NYC Human Rights Law Housing Discrimination Claim Survives Dismissal

In Royston Jeffrey, et al. v. Stephanie Collins, No. 2021-01158, 2021-03170, 527241/19, 2023 WL 4340250 (N.Y.A.D. 2 Dept., July 05, 2023), the court reversed the lower court’s order granting defendant’s motion to dismiss plaintiff’s claim of unlawful discrimination in housing accommodations.

The following are the facts, as summarized by the court:

In December 2019, the plaintiffs offered to purchase certain residential real property from the defendant for the sum $925,000, with a 10% down payment and no mortgage contingency. A proposed contract of sale was drafted by the defendant’s attorney and forwarded to the plaintiffs’ attorney on December 2, 2019. With certain modifications to the contract made by their attorney, the plaintiffs signed it and returned it to the defendant’s attorney on December 3, 2019, along with a check for the down payment. By letter dated December 10, 2019, the defendant’s attorney returned the down payment check to the plaintiffs’ attorney. The defendant’s attorney stated in the letter that “[u]nfortunately, my client is not interested in selling to your client,” with no further explanation.
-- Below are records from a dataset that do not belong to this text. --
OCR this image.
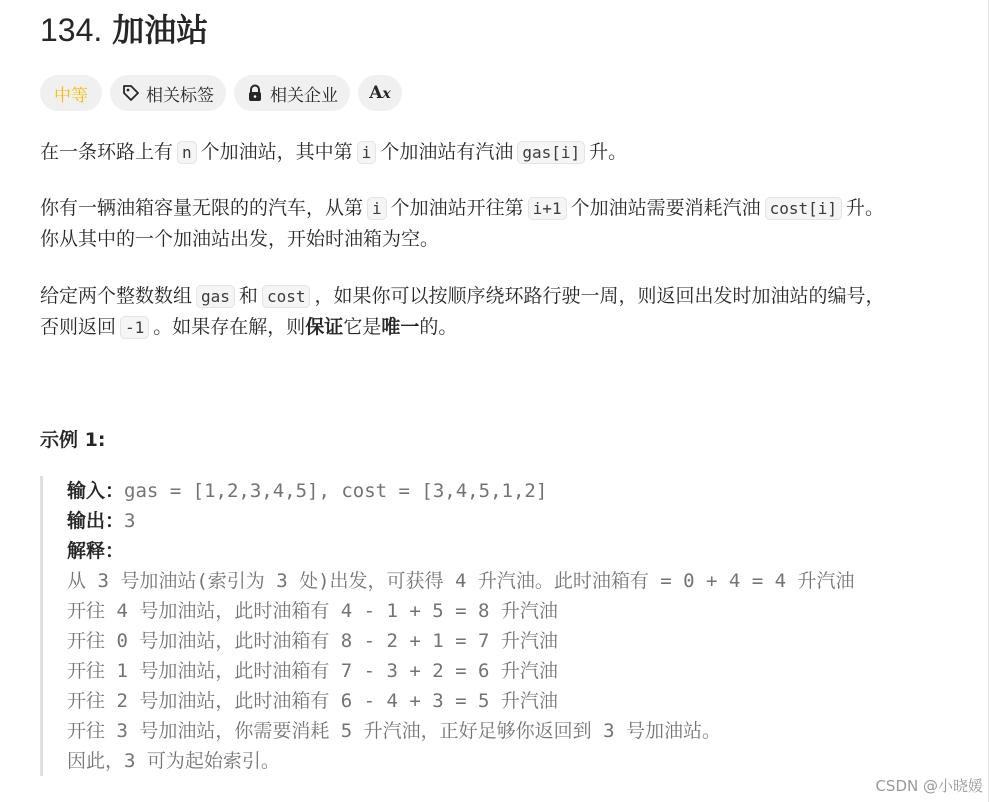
134. 加油站
中等	相关标签	相关企业 Ax
在一条环路上有 n 个加油站，其中第 i 个加油站有汽油 gas[i] 升。
你有一辆油箱容量无限的的汽车，从第 i 个加油站开往第 i+1 个加油站需要消耗汽油 cost[i] 升。
你从其中的一个加油站出发，开始时油箱为空。
给定两个整数数组 gas 和 cost ，如果你可以按顺序绕环路行驶一周，则返回出发时加油站的编号，
否则返回 -1 。如果存在解，则保证它是唯一的。
示例 1:
输入：gas = [1,2,3,4,5], cost = [3,4,5,1,2]
输出：3
解释：
从 3 号加油站(索引为 3 处)出发，可获得 4 升汽油。此时油箱有 = 0 + 4 = 4 升汽油
开往 4 号加油站，此时油箱有 4 - 1 + 5 = 8 升汽油
开往 0 号加油站，此时油箱有 8 - 2 + 1 = 7 升汽油
开往 1 号加油站，此时油箱有 7 - 3 + 2 = 6 升汽油
开往 2 号加油站，此时油箱有 6 - 4 + 3 = 5 升汽油
开往 3 号加油站，你需要消耗 5 升汽油，正好足够你返回到 3 号加油站。
因此，3 可为起始索引。
CSDN @小晓媛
The court held that dismissal under CPLR 3211(a)(1) was not warranted, since “neither the affidavits submitted in support of the defendant’s motion nor the purported contract between the defendant and another purchaser constituted documentary evidence” and defendant’s “evidentiary submissions were insufficient to utterly refute the plaintiff’s factual allegations.”

It also held that “accepting the facts as alleged in the complaint as true, and according the plaintiffs the benefit of every possible favorable inference, the complaint sufficiently stated a cause of action alleging unlawful discrimination pursuant to Administrative Code § 8–107(5).”